Cetirizine 10 mg once daily in the short term and in the intermediate term led to complete suppression of urticaria by more participants than was seen with placebo (RR 2.72, 95% CI 1.51 to 4.91). For this same outcome, comparison of desloratadine versus placebo in the intermediate term (5 mg) (RR 37.00, 95% CI 2.31 to 593.70) and in the short term (20 mg) (RR 15.97, 95% CI 1.04 to 245.04) favoured desloratadine, but no differences were seen between 5 mg and 10 mg for short-term treatment.
Levocetirizine 20 mg per day (short-term) was more effective for complete suppression of urticaria compared with placebo (RR 20.87, 95% CI 1.37 to 317.60), and at 5 mg was effective in the intermediate term (RR 52.88, 95% CI 3.31 to 843.81) but not in the short term, nor was 10 mg effective in the short term.
Rupatadine at 10 mg and 20 mg in the intermediate term achieved a 'good or excellent response' compared with placebo (RR 1.35, 95% CI 1.03 to 1.77).
Loratadine (10 mg) versus placebo (RR 1.86, 95% CI 0.91 to 3.79) and loratadine (10 mg) versus cetirizine (10 mg) (RR 1.05, 95% CI 0.76 to 1.43) over short-term and intermediate-term treatment showed no significant difference for 'good or excellent response' or for complete suppression of urticaria, respectively.

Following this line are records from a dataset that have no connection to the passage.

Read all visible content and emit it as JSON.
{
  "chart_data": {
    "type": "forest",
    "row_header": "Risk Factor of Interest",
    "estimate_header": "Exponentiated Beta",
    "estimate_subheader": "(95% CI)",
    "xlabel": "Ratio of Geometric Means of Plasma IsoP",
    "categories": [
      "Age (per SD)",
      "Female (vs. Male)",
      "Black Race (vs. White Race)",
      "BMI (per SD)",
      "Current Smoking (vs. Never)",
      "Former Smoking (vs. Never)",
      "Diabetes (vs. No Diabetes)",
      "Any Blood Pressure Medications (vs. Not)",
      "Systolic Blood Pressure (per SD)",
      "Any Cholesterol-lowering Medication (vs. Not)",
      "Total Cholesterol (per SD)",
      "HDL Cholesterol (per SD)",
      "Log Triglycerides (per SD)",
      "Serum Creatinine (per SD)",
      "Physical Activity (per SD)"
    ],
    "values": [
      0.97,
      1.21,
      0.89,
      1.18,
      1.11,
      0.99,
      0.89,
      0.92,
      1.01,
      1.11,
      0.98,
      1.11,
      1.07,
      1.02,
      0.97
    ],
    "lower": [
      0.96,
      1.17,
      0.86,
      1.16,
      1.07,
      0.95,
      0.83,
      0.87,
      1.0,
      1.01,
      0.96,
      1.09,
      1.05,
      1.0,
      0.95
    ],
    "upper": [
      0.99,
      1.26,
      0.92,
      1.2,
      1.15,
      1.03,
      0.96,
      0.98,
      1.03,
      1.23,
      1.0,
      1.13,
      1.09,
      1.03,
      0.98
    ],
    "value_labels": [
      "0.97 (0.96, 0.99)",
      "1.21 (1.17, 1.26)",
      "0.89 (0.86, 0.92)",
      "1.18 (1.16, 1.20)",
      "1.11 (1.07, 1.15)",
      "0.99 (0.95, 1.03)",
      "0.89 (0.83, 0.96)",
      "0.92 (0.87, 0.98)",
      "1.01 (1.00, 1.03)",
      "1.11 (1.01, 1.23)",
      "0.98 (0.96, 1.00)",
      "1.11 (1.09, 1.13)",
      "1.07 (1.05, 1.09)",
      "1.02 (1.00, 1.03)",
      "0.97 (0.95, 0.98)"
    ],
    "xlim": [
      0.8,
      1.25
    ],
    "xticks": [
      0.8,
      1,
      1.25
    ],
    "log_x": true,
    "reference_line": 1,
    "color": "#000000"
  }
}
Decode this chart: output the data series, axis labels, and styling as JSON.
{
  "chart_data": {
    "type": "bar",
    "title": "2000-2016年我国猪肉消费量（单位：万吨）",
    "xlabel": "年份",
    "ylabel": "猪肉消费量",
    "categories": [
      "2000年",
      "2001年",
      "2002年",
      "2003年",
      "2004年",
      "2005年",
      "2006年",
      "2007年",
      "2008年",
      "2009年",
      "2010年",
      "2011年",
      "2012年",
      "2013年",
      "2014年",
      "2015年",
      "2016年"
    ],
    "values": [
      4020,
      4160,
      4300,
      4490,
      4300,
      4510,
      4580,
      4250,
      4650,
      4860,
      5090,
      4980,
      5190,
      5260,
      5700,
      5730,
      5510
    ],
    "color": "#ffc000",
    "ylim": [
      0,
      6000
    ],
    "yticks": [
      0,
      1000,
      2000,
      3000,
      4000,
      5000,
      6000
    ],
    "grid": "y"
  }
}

Loratadine (10 mg) versus desloratadine (5 mg) (intermediate-term) showed no statistically significant difference for complete suppression of urticaria (RR 0.91, 95% CI 0.78 to 1.06) or for 'good or excellent response' (RR 1.04, 95% CI 0.64 to 1.71). For loratadine (10 mg) versus mizolastine (10 mg) (intermediate-term), no statistically significant difference was seen for complete suppression of urticaria (RR 0.86, 95% CI 0.64 to 1.16) or for 'good or excellent response' (RR 0.88, 95% CI 0.55 to 1.42).
Loratadine (10 mg) versus emedastine (2 mg) (intermediate-term) showed no statistically significant difference for complete suppression (RR 1.04, 95% CI 0.78 to 1.39) or for 'good or excellent response' (RR 1.09, 95% CI 0.96 to 1.24); the quality of the evidence was moderate for this comparison.

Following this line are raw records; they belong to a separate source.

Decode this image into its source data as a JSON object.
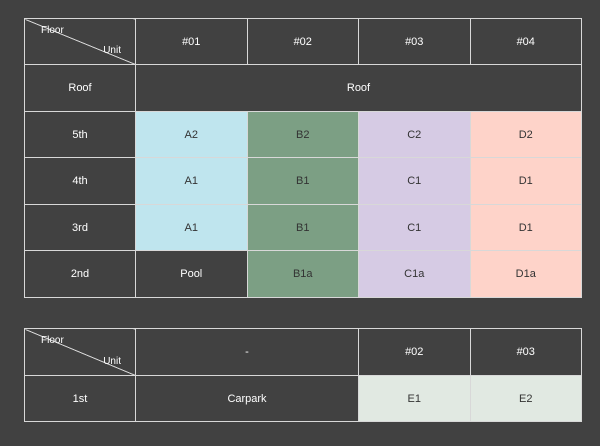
{
  "upper": {
    "corner": {
      "floor": "Floor",
      "unit": "Unit"
    },
    "columns": [
      "#01",
      "#02",
      "#03",
      "#04"
    ],
    "roof_row": {
      "label": "Roof",
      "value": "Roof"
    },
    "rows": [
      {
        "floor": "5th",
        "cells": [
          "A2",
          "B2",
          "C2",
          "D2"
        ]
      },
      {
        "floor": "4th",
        "cells": [
          "A1",
          "B1",
          "C1",
          "D1"
        ]
      },
      {
        "floor": "3rd",
        "cells": [
          "A1",
          "B1",
          "C1",
          "D1"
        ]
      },
      {
        "floor": "2nd",
        "cells": [
          "Pool",
          "B1a",
          "C1a",
          "D1a"
        ]
      }
    ]
  },
  "lower": {
    "corner": {
      "floor": "Floor",
      "unit": "Unit"
    },
    "columns": [
      "-",
      "#02",
      "#03"
    ],
    "rows": [
      {
        "floor": "1st",
        "cells": [
          "Carpark",
          "E1",
          "E2"
        ]
      }
    ]
  },
  "colors": {
    "background": "#414141",
    "unit_a": "#bfe5ee",
    "unit_b": "#7c9f84",
    "unit_c": "#d6cbe4",
    "unit_d": "#fed3c9",
    "unit_e": "#e1e9e2",
    "border": "#d8d8d8"
  }
}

No difference in short-term treatment was noted between loratadine (10 mg) and hydroxyzine (25 mg) in terms of complete suppression (RR 1.00, 95% CI 0.32 to 3.10).

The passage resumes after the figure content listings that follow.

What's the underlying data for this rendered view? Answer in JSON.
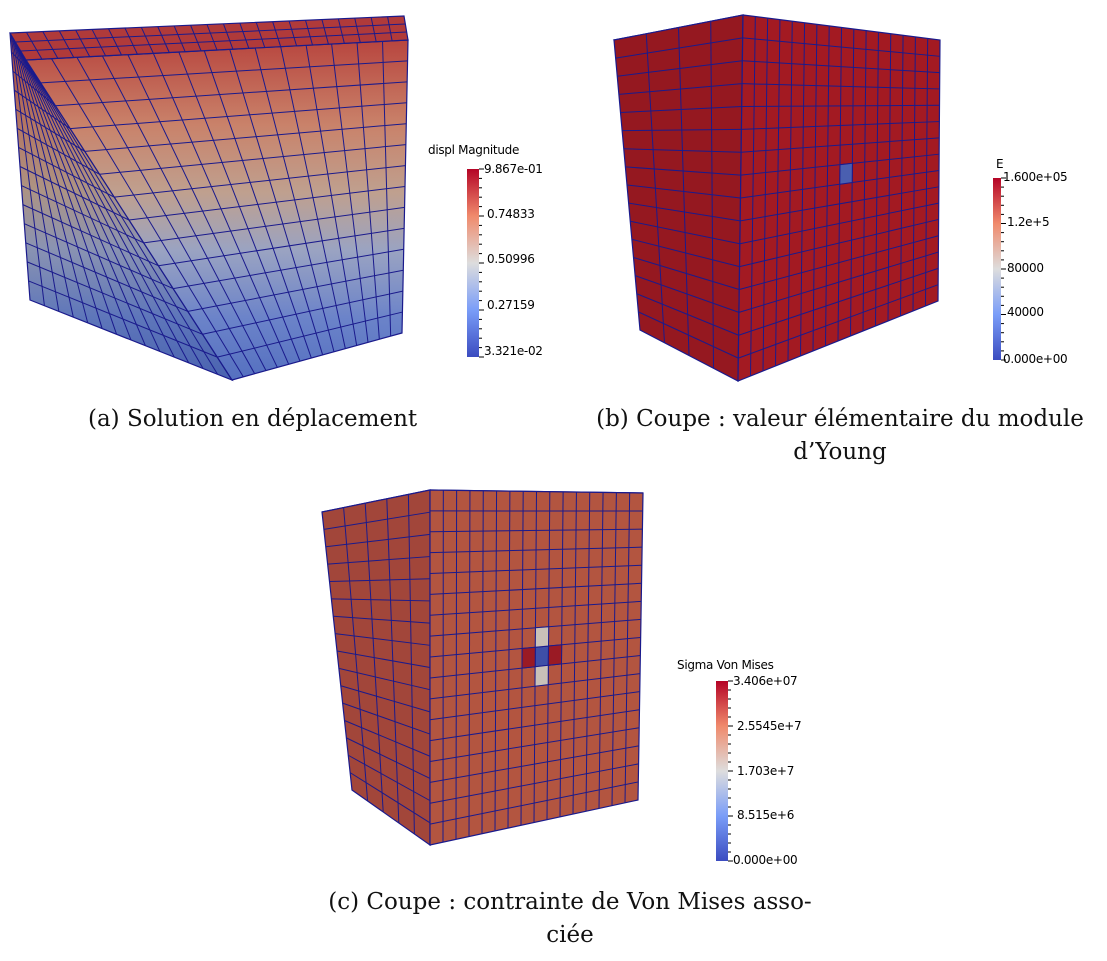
{
  "panels": [
    {
      "id": "a",
      "caption_lines": [
        "(a) Solution en déplacement"
      ],
      "legend": {
        "title": "displ Magnitude",
        "labels": [
          "9.867e-01",
          "0.74833",
          "0.50996",
          "0.27159",
          "3.321e-02"
        ],
        "colors": {
          "high": "#b40426",
          "mid": "#dddddd",
          "low": "#3b4cc0"
        }
      }
    },
    {
      "id": "b",
      "caption_lines": [
        "(b) Coupe : valeur élémentaire du module",
        "d’Young"
      ],
      "legend": {
        "title": "E",
        "labels": [
          "1.600e+05",
          "1.2e+5",
          "80000",
          "40000",
          "0.000e+00"
        ],
        "colors": {
          "high": "#b40426",
          "mid": "#dddddd",
          "low": "#3b4cc0"
        }
      }
    },
    {
      "id": "c",
      "caption_lines": [
        "(c) Coupe : contrainte de Von Mises asso-",
        "ciée"
      ],
      "legend": {
        "title": "Sigma Von Mises",
        "labels": [
          "3.406e+07",
          "2.5545e+7",
          "1.703e+7",
          "8.515e+6",
          "0.000e+00"
        ],
        "colors": {
          "high": "#b40426",
          "mid": "#dddddd",
          "low": "#3b4cc0"
        }
      }
    }
  ],
  "mesh_color": "#1a1a8c"
}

When desloratadine (5 to 20 mg) was compared with levocetirizine (5 to 20 mg), levocetirizine appeared to be the more effective (P value < 0.02).
In a comparison of fexofenadine versus cetirizine, more participants in the cetirizine group showed complete suppression of urticaria (P value < 0.001).
Adverse events leading to withdrawals were not significantly different in the following comparisons: cetirizine versus placebo at 10 mg and 20 mg (RR 3.00, 95% CI 0.68 to 13.22); desloratadine 5 mg versus placebo (RR 1.46, 95% CI 0.42 to 5.10); loratadine 10 mg versus mizolastine 10 mg (RR 0.38, 95% CI 0.04 to 3.60); loratadine 10 mg versus emedastine 2 mg (RR 1.09, 95% CI 0.07 to 17.14); cetirizine 10 mg versus hydroxyzine 25 mg (RR 0.78, 95% CI 0.25 to 2.45); and hydroxyzine 25 mg versus placebo (RR 3.64, 95% CI 0.77 to 17.23), all intermediate term.
No difference was seen between loratadine 10 mg versus mizolastine 10 mg in the proportion of participants with at least 50% improvement in quality of life (RR 3.21, 95% CI 0.32 to 32.33).